ステップ101を行う前に、ステップ501において、冷凍サイクル装置が除霜運転中であるか否を判定する。冷凍サイクル装置が除霜運転中でない場合には次のステップ101に進み、除霜運転中である場合にはステップ401に戻る。その後、ステップ101からステップ108までを実行する。
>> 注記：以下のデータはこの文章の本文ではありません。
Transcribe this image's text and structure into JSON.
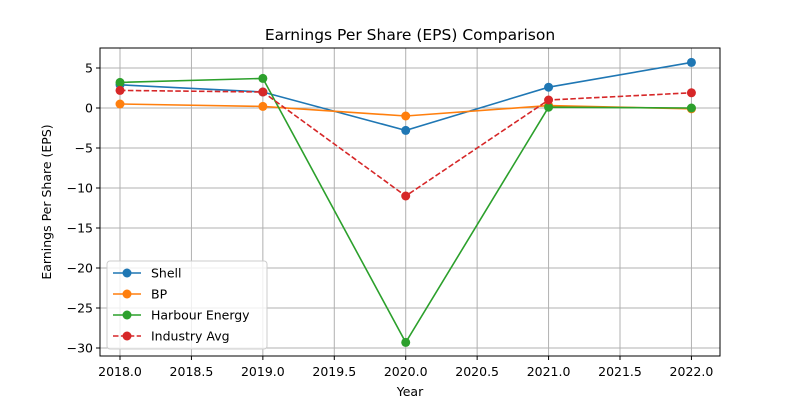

そして、除霜運転中でなく、第2目標膨張機構回転数と第1目標膨張機構回転数の差(Hze2−Hze1)があらかじめ定められた所定値(Hze0)以上となる条件が一定時間、成立した場合には、ステップ109で、冷媒不足判定手段61が冷媒不足の状態であると判定し、リモコン等の表示器(図示せず)に異常表示を行うとともに、圧縮機構11を停止し、圧縮機構11を損傷させるといった冷凍サイクル装置の信頼性の低下を防止する。
また、冷媒不足でない場合であっても、除霜運転中であるために、第2目標膨張機構回転数と第1目標膨張機構回転数の差(Hze2−Hze1)があらかじめ定められた所定値(Hze0)以上となる場合には、冷媒不足判定手段61は冷媒不足を判定せずに、圧縮機構11への通電を続行してその運転を継続させる。
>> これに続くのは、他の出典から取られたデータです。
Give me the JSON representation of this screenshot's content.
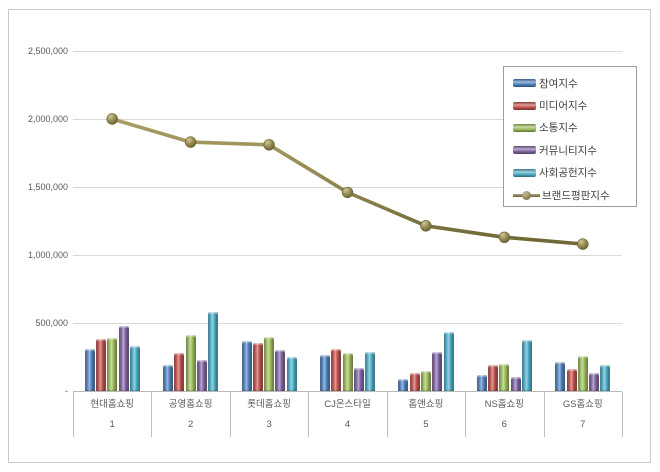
{
  "chart_data": {
    "type": "combo: grouped 3D bar + line",
    "title": "",
    "categories": [
      "현대홈쇼핑",
      "공영홈쇼핑",
      "롯데홈쇼핑",
      "CJ온스타일",
      "홈앤쇼핑",
      "NS홈쇼핑",
      "GS홈쇼핑"
    ],
    "category_numbers": [
      "1",
      "2",
      "3",
      "4",
      "5",
      "6",
      "7"
    ],
    "bar_series": [
      {
        "name": "참여지수",
        "color": "#4F81BD",
        "values": [
          310000,
          195000,
          370000,
          265000,
          90000,
          115000,
          210000
        ]
      },
      {
        "name": "미디어지수",
        "color": "#C0504D",
        "values": [
          380000,
          280000,
          355000,
          310000,
          130000,
          195000,
          165000
        ]
      },
      {
        "name": "소통지수",
        "color": "#9BBB59",
        "values": [
          390000,
          410000,
          400000,
          280000,
          150000,
          200000,
          260000
        ]
      },
      {
        "name": "커뮤니티지수",
        "color": "#8064A2",
        "values": [
          480000,
          225000,
          300000,
          170000,
          285000,
          105000,
          130000
        ]
      },
      {
        "name": "사회공헌지수",
        "color": "#4BACC6",
        "values": [
          330000,
          580000,
          250000,
          290000,
          435000,
          375000,
          190000
        ]
      }
    ],
    "line_series": {
      "name": "브랜드평판지수",
      "color": "#948A54",
      "values": [
        2000000,
        1830000,
        1810000,
        1460000,
        1215000,
        1130000,
        1080000
      ]
    },
    "y_axis": {
      "ticks": [
        {
          "label": "2,500,000",
          "value": 2500000
        },
        {
          "label": "2,000,000",
          "value": 2000000
        },
        {
          "label": "1,500,000",
          "value": 1500000
        },
        {
          "label": "1,000,000",
          "value": 1000000
        },
        {
          "label": "500,000",
          "value": 500000
        },
        {
          "label": "-",
          "value": 0
        }
      ]
    },
    "ylim": [
      0,
      2650000
    ],
    "grid": "horizontal gridlines every 500,000",
    "legend_position": "inside top-right"
  }
}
あるいは、除霜運転中でなく、第2の実施の形態の制御方法に追加した場合には、第2目標予減圧器開度と第1目標予減圧器開度の差(PLSp2−PLSp1)があらかじめ定められた所定値(PLSp0)以上となる場合、あるいは、第2目標バイパス弁開度と第1目標バイパス弁開度の差(PLSb2−PLSb1)があらかじめ定められた所定値(PLSb0)以上となる場合、で、かつ、通電電流値があらかじめ定められた値未満である条件が一定時間、成立した場合には、冷媒不足判定手段61は冷媒不足の状態であると判定するものである。
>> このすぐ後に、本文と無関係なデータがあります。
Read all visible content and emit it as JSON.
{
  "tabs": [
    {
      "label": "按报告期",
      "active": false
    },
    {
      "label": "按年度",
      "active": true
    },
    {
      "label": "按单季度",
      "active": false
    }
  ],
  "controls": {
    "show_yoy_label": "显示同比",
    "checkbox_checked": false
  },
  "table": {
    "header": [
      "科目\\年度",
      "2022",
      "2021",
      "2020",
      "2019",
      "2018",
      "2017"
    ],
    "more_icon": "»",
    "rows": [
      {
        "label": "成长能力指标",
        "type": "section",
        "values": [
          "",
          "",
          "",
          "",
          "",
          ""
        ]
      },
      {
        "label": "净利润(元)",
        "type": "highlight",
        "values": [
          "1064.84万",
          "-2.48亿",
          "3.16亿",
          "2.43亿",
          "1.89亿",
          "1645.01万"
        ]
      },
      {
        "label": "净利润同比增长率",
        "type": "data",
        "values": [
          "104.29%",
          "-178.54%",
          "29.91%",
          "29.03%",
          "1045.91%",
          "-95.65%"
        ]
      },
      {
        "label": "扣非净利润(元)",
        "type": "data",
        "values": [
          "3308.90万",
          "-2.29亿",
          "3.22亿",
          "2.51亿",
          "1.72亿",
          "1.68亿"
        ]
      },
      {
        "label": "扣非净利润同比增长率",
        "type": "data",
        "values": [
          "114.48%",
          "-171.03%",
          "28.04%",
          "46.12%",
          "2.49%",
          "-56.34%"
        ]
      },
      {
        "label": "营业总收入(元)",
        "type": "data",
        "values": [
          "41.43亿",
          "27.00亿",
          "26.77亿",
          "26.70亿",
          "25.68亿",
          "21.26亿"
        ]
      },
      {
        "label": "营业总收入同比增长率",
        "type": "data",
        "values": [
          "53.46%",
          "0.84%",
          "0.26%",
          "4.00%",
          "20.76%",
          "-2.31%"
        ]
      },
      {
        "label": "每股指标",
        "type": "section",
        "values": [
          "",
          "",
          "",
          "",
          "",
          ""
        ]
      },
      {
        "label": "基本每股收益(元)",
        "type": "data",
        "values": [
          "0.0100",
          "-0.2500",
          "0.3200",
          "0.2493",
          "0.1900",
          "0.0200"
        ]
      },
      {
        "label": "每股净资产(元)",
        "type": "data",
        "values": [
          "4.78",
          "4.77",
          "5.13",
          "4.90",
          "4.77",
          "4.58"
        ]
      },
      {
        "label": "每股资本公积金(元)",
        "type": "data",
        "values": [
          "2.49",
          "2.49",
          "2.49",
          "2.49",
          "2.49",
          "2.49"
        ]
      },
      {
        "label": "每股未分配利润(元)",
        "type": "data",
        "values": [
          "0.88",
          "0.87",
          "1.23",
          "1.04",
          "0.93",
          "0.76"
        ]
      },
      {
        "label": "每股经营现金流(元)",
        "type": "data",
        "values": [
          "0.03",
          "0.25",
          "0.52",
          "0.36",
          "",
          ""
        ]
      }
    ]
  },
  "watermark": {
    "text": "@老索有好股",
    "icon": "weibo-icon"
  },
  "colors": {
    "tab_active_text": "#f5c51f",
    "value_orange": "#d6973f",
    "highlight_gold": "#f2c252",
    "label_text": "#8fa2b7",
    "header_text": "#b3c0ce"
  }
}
したがって、本実施の形態の冷凍サイクル装置では、除霜運転中である場合に誤って冷媒不足であると判定することもなく、冷媒不足をより正確に検出することができる。
なお、第1の実施の形態では、フィードフォワード制御の目標値(第1目標膨張機構回転数)とフィードバック制御の目標値(第2目標膨張機構回転数)とを比較して、膨張機構14の回転数変化方向を判定する構成や方法としているが、例えば、一定時間前の膨張機構14の回転数と膨張機構14の回転数とを比較して、膨張機構14の回転数が増加方向に調整されつつあるか、あるいは、低下方向に調整されつつあるかを判定する構成等にしても良い。
また、第1目標膨張機構回転数や第2目標膨張機構回転数に一定値を加算、乗算するなどの補正を行う構成等であっても良い。また、膨張機構14は吐出温度が一定となるように制御されているとして説明したが、圧縮機構11の吸入過熱度や、蒸発器15の出口過熱度が一定になるように制御する場合でも、同様の効果が得られる。また、第2の実施の形態の予減圧器開度、バイパス弁開度の場合も同様である。
なお、以上の第1から第5の実施の形態における冷凍サイクル装置において、膨張機構14に流入する冷媒と圧縮機構11に流入する冷媒を熱交換させる内部熱交換器を設けても良い。また、冷媒は二酸化炭素(CO2)であるとして説明したが、これに限定するものではなく、R32やR410AなどのHFC冷媒、R290などのHC冷媒であってもよい。
さらに、以上の第1から第5の実施の形態のような冷媒不足の検出方法では、高価な圧力センサー等を新たに設ける必要がなく、安価に冷凍サイクル装置を製造できるという副次的なメリットも有する。